Using a modernised version of an old experimental geometry dating back to 1911, the researchers were able to measure the exact electronic properties of a “domain wall”. These are nanoscale, two-dimensional sheets which are embedded in some crystalline materials. Domain walls can be more electronically conducting than the surrounding crystal. They are useful as nanoscale electrical connections, but they can also be created, destroyed and moved around as required. Devices based on these domain walls would be completely reconfigurable — they could entirely change their function or heal themselves if they broke down and all of this could take place rapidly, paving the way for a different kind of electronic circuit.

Scientists have previously found it difficult to examine domain walls in detail. With widths down to only a few atoms, they are very small and not easy to access. Now, researchers have been able to shed light on the materials’ capabilities, which could help create future electrical circuits that can reconfigure and repair themselves. Conor McCluskey, one of the students who led the experiment in the School of Mathematics and Physics at Queen’s University, said the researchers were able to use an experiment that is more than a century old to solve a modern-day mystery within nanotechnology. “We have been able to show in detail exactly how the domain walls conduct electricity. We now know that the electrons that carry the electrical current within these domain walls move exceptionally fast at room temperature. They move at similar speeds to the electrons in graphene — which is a wonder material hailed for its conduction properties, and its discovery warranted a Nobel Prize in 2004,” McCluskey said.

McCluskey said that when an electron is carrying a current it scatters off the atoms in the material. This blocks the electron on its journey and creates electrical resistance. “We have found that charges in these domain walls can move for a very long time before they get scattered — on average they move quite fast. This property itself is quite useful for high-speed electronics, but combined with the fact that the domain walls themselves are entirely mobile and reconfigurable could be a game changer for nanotechnology,” McCluskey said.

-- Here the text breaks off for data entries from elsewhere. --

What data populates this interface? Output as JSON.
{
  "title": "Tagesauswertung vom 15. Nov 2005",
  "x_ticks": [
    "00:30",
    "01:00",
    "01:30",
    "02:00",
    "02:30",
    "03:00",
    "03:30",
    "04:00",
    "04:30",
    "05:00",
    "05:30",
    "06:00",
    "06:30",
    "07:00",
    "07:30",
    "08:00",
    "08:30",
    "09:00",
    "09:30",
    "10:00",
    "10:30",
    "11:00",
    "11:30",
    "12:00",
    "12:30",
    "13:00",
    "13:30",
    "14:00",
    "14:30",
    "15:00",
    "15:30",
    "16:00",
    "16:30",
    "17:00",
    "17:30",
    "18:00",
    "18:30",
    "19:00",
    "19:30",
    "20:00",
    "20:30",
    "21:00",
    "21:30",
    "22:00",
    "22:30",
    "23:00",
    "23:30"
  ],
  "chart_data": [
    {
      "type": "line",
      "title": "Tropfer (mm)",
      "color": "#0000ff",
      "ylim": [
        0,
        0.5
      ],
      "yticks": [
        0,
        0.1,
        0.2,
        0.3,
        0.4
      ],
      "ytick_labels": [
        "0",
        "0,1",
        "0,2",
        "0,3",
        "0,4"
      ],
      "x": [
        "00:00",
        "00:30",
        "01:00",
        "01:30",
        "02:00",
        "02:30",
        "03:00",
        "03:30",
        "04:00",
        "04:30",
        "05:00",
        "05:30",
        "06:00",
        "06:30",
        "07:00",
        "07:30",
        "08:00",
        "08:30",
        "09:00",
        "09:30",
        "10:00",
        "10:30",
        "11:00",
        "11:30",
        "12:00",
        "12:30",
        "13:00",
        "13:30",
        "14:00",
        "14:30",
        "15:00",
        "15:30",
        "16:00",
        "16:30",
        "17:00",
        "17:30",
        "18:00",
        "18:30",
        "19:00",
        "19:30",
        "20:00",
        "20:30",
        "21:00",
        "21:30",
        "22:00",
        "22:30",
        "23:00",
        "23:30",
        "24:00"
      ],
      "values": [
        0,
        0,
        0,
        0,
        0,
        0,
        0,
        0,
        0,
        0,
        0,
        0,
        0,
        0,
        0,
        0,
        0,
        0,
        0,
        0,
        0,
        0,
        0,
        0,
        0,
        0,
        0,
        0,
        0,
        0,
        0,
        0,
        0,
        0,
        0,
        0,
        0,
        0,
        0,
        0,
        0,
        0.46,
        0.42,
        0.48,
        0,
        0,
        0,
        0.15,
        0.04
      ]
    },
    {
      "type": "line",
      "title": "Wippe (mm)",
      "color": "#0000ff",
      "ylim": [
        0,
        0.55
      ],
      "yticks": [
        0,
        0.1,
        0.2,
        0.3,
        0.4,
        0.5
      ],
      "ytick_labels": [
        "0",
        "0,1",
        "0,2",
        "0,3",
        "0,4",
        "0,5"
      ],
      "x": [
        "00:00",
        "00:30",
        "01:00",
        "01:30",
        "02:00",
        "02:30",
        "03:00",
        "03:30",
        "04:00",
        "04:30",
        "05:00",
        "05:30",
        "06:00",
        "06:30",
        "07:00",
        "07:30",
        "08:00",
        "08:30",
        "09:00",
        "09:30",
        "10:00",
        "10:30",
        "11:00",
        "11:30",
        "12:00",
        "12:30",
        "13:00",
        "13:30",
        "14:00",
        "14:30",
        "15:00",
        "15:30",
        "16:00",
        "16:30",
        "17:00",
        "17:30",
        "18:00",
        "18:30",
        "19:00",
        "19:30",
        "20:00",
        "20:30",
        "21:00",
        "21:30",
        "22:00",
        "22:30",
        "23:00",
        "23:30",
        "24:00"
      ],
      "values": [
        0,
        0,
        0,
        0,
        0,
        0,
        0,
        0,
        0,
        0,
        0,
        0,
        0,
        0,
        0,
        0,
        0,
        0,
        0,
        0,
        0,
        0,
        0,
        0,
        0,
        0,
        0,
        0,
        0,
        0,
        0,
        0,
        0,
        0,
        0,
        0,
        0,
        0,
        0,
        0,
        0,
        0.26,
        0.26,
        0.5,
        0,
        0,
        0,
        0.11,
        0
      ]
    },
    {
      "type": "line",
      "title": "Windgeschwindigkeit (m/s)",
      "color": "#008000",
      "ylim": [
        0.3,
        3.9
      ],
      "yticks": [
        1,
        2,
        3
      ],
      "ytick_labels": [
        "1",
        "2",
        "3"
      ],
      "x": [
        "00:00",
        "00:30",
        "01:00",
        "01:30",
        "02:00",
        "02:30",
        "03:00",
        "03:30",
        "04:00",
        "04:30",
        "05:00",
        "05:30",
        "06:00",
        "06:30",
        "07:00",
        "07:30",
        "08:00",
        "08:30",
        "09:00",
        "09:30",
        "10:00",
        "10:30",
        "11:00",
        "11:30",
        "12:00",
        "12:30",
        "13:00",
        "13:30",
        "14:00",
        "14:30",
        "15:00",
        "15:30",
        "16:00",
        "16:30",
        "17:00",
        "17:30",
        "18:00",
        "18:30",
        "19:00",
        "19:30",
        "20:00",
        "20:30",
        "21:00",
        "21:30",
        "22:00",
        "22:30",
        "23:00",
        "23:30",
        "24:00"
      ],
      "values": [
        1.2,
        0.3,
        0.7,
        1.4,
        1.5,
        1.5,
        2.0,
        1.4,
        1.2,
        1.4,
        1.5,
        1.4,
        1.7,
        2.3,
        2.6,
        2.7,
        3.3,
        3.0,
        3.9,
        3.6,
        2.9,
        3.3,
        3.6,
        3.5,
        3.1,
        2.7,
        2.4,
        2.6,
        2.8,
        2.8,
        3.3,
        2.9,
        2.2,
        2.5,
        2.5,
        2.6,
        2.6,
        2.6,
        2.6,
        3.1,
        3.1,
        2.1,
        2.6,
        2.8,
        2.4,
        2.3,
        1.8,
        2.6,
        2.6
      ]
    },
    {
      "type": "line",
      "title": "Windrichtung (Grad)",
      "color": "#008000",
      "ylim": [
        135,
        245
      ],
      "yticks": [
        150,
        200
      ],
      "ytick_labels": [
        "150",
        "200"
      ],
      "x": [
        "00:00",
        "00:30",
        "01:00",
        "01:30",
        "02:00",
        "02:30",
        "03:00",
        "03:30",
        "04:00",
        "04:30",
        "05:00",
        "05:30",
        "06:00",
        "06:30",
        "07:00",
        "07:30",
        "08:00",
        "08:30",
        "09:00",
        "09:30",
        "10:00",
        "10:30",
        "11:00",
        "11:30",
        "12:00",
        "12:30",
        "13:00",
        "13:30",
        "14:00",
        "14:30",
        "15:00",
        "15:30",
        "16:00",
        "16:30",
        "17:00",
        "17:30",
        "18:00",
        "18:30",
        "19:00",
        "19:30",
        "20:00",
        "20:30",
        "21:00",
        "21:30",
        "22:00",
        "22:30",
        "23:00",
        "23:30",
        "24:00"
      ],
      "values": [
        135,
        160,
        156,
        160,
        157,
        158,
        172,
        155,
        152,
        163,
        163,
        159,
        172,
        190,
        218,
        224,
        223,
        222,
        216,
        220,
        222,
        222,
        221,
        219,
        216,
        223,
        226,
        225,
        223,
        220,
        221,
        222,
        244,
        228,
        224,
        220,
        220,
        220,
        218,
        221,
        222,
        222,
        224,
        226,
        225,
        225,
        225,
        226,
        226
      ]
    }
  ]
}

McCluskey added that nanotechnology is at a crossroads, as researchers have previously focused on making electronic components smaller and smaller, to fit more into devices and make them more powerful. However, researchers have now reached a point where they can’t go any smaller without affecting the reliability of the components. “The next generation of devices will need to rely on materials which do something different, and mobile domain walls might offer us just that. Our discovery sheds some light on exactly what is happening in these domain walls to make them behave the way they do, and this understanding is key to creating real domain wall devices that work reliably,” McCluskey said.

The research findings were published in Advanced Materials. The researchers from Queen’s University Belfast worked in collaboration with teams from France (Dr Manual Bibes), the US (Professor Alexei Gruverman) and the Republic of Ireland (Professor Ursel Bangert).